Genehmigt durch den Altonaer Polizeipräsidenten Otto Eggerstedt und unter dem Schutz der Polizei drangen am 17. Juli 1932 tausende Faschisten in das Hamburger Arbeiterviertel Altona ein. Die Bevölkerung protestierte heftig.

Von jb/Hamburg
Neue Impulse beim Gedenken an den Altonaer Blutsonntag
(rf-foto)

16 Antifaschisten und Anwohner wurden durch Polizeikugeln ermordet, 70 schwer verletzt. Daraufhin wurden unter der 1933 errichteten faschistischen Diktatur vier junge Altonaer Kommunisten durch ein Sondergericht beim Landgericht Altona unter Landgerichtsdirektor Dr. Block abgeurteilt. Am 1. August 1933 wurden Karl Wolff, August Lütgens, Walter Möller und Bruno Tesch im Hof des Altonaer Gerichtsgefängnisses auf staatliche Anordnung ermordet.

 

Wie die Prozessakten belegen, wurden die sogenannten Beweismittel gefälscht und Zeugen massiv eingeschüchtert. Die Schand-Urteile wurden erst 1992 aufgehoben, vor allem durch den hartnäckigen öffentlichen Druck von Angehörigen und Antifaschisten. Auf Initiative der Hamburger Geschichts- und Kulturwerkstatt gedenken wir des Altonaer Blutsonntags und der vier ermordeten Altonaer Kommunisten seit über zehn Jahren mit dem Frauenverband Courage, der Umweltgewerkschaft, der MLPD und Einzelpersonen.

 

Dieses Jahr erreichten wir eine neue Qualität. Gemeinsam und gleichberechtigt übernahmen Young Struggle (YS) und MLPD die Moderation, Statements, das Vorstellen der Ermordeten und Liedbeiträge.
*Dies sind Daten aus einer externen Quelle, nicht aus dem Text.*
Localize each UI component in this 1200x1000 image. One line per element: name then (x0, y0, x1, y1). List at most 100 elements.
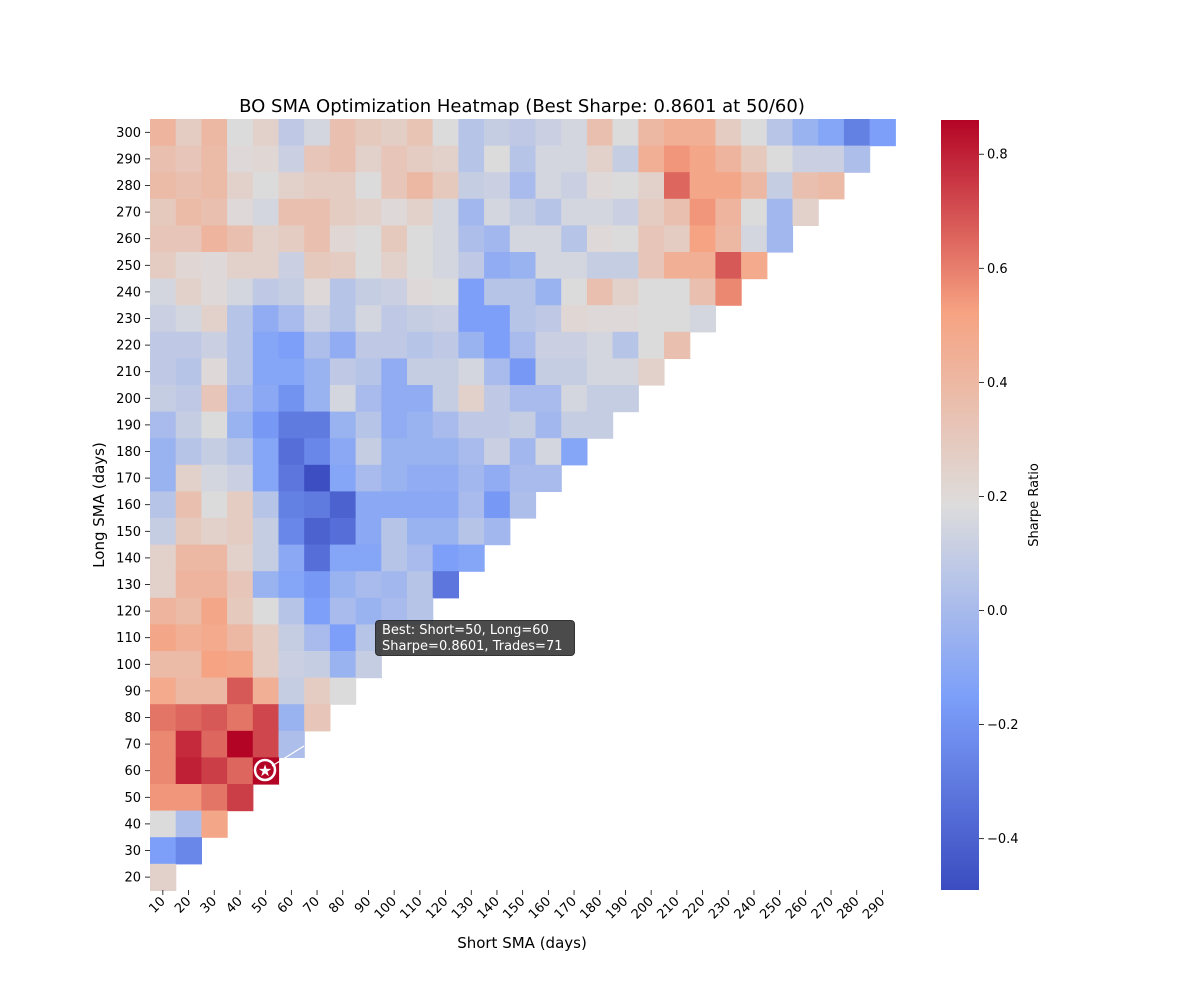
heatmap-cell (304, 172, 331, 200)
heatmap-cell (355, 278, 382, 306)
heatmap-cell (175, 757, 202, 785)
heatmap-cell (664, 225, 691, 253)
colorbar-ticks: 0.8 0.6 0.4 0.2 0.0 −0.2 −0.4 (979, 148, 1019, 847)
heatmap-cell (484, 172, 511, 200)
annotation-line-1: Best: Short=50, Long=60 (382, 623, 549, 638)
heatmap-cell (458, 252, 485, 280)
heatmap-cell (843, 119, 871, 147)
y-tick-label: 200 (116, 392, 141, 407)
heatmap-cell (201, 704, 228, 732)
heatmap-cell (227, 757, 254, 785)
heatmap-cell (227, 119, 254, 147)
x-tick-label: 180 (577, 894, 605, 922)
heatmap-cell (407, 305, 434, 333)
y-tick-label: 30 (124, 844, 141, 859)
heatmap-cell (561, 278, 588, 306)
heatmap-cell (381, 225, 408, 253)
heatmap-cell (329, 305, 357, 333)
heatmap-cell (278, 331, 305, 359)
chart-title: BO SMA Optimization Heatmap (Best Sharpe… (239, 96, 805, 117)
heatmap-cell (252, 704, 280, 732)
heatmap-cell (561, 358, 588, 386)
heatmap-cell (252, 464, 280, 492)
heatmap-cell (150, 784, 177, 812)
heatmap-cell (535, 331, 562, 359)
heatmap-cell (664, 145, 691, 173)
heatmap-cell (715, 225, 742, 253)
heatmap-cell (689, 172, 716, 200)
x-tick-label: 160 (526, 894, 554, 922)
x-tick-label: 200 (629, 894, 657, 922)
heatmap-cell (586, 385, 614, 413)
heatmap-cell (304, 305, 331, 333)
heatmap-cell (407, 491, 434, 519)
heatmap-cell (150, 651, 177, 679)
heatmap-cell (252, 651, 280, 679)
heatmap-cell (586, 172, 614, 200)
heatmap-cell (612, 119, 639, 147)
heatmap-cell (304, 145, 331, 173)
heatmap-cell (278, 145, 305, 173)
heatmap-cell (509, 411, 537, 439)
heatmap-cell (561, 331, 588, 359)
heatmap-cell (355, 385, 382, 413)
heatmap-cell (304, 677, 331, 705)
heatmap-cell (458, 544, 485, 572)
heatmap-cell (381, 491, 408, 519)
heatmap-cell (535, 225, 562, 253)
heatmap-cell (612, 358, 639, 386)
heatmap-cell (689, 278, 716, 306)
heatmap-cell (278, 411, 305, 439)
heatmap-cell (252, 624, 280, 652)
heatmap-cell (612, 225, 639, 253)
heatmap-cell (227, 225, 254, 253)
heatmap-cell (227, 651, 254, 679)
heatmap-cell (458, 225, 485, 253)
heatmap-cell (407, 358, 434, 386)
heatmap-cell (381, 385, 408, 413)
heatmap-cell (586, 358, 614, 386)
heatmap-cell (586, 225, 614, 253)
heatmap-cell (535, 278, 562, 306)
heatmap-cell (329, 358, 357, 386)
heatmap-cell (432, 198, 459, 226)
heatmap-cell (150, 757, 177, 785)
heatmap-cell (329, 518, 357, 546)
heatmap-cell (638, 305, 665, 333)
heatmap-cell (484, 225, 511, 253)
heatmap-cell (381, 571, 408, 599)
heatmap-cell (227, 305, 254, 333)
heatmap-cell (509, 172, 537, 200)
x-tick-label: 250 (757, 894, 785, 922)
heatmap-cell (458, 358, 485, 386)
heatmap-cell (843, 145, 871, 173)
heatmap-cell (407, 571, 434, 599)
y-axis-ticks: 300 290 280 270 260 250 240 230 220 210 200 190 180 1… (116, 126, 150, 886)
heatmap-cell (150, 119, 177, 147)
heatmap-cell (432, 544, 459, 572)
heatmap-cell (304, 491, 331, 519)
heatmap-cell (175, 385, 202, 413)
heatmap-cell (175, 544, 202, 572)
colorbar-tick-label: 0.0 (987, 604, 1008, 619)
heatmap-cell (201, 597, 228, 625)
heatmap-cell (458, 518, 485, 546)
heatmap-cell (304, 438, 331, 466)
heatmap-cell (175, 438, 202, 466)
heatmap-cell (227, 464, 254, 492)
heatmap-cell (252, 305, 280, 333)
heatmap-cell (407, 544, 434, 572)
heatmap-cell (509, 119, 537, 147)
heatmap-cell (407, 119, 434, 147)
heatmap-cell (201, 172, 228, 200)
heatmap-cell (329, 198, 357, 226)
heatmap-cell (792, 172, 819, 200)
heatmap-cell (535, 172, 562, 200)
annotation-line-2: Sharpe=0.8601, Trades=71 (382, 639, 563, 654)
y-tick-label: 180 (116, 445, 141, 460)
x-tick-label: 30 (198, 894, 220, 916)
x-tick-label: 10 (146, 894, 168, 916)
heatmap-cell (175, 305, 202, 333)
heatmap-cell (252, 278, 280, 306)
heatmap-cell (304, 252, 331, 280)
Die vier Kommunisten wurden damals ermordet, in einem Alter, in dem junge Genossen heute sind. Die Beiträge von Young Struggle, der MLPD, von „Palästina muss leben“ und der Umweltgewerkschaft zogen vor allem Lehren für die heutigen Kämpfe: gegen die Faschisierung des Staatsapparats, für die Arbeiterkämpfe heute in der Autoindustrie, für die Solidarität mit allen, die von staatlicher Repression betroffen sind, und für eine grundsätzliche Alternative im Sozialismus.

 

Dass Faschismus und Kriegsgefahr Zwillinge sind, wurde mit dem Gedenken an das Massaker in Suruc und der Initiative Palästina soll leben deutlich. Nach der Vorstellung wurde mit einer Schweigeminute gedacht. Ein Anwohner, der auf den Altonaer Blutsonntag aufmerksam geworden war, brachte einen sehr schönen Gedenkkranz mit. Zum Abschluss unserer Kundgebung trafen noch die Teilnehmer eines Stadtrundgangs zum selben Anlass ein, die offen dafür waren, nächstes Jahr alles gemeinsam zu koordinieren.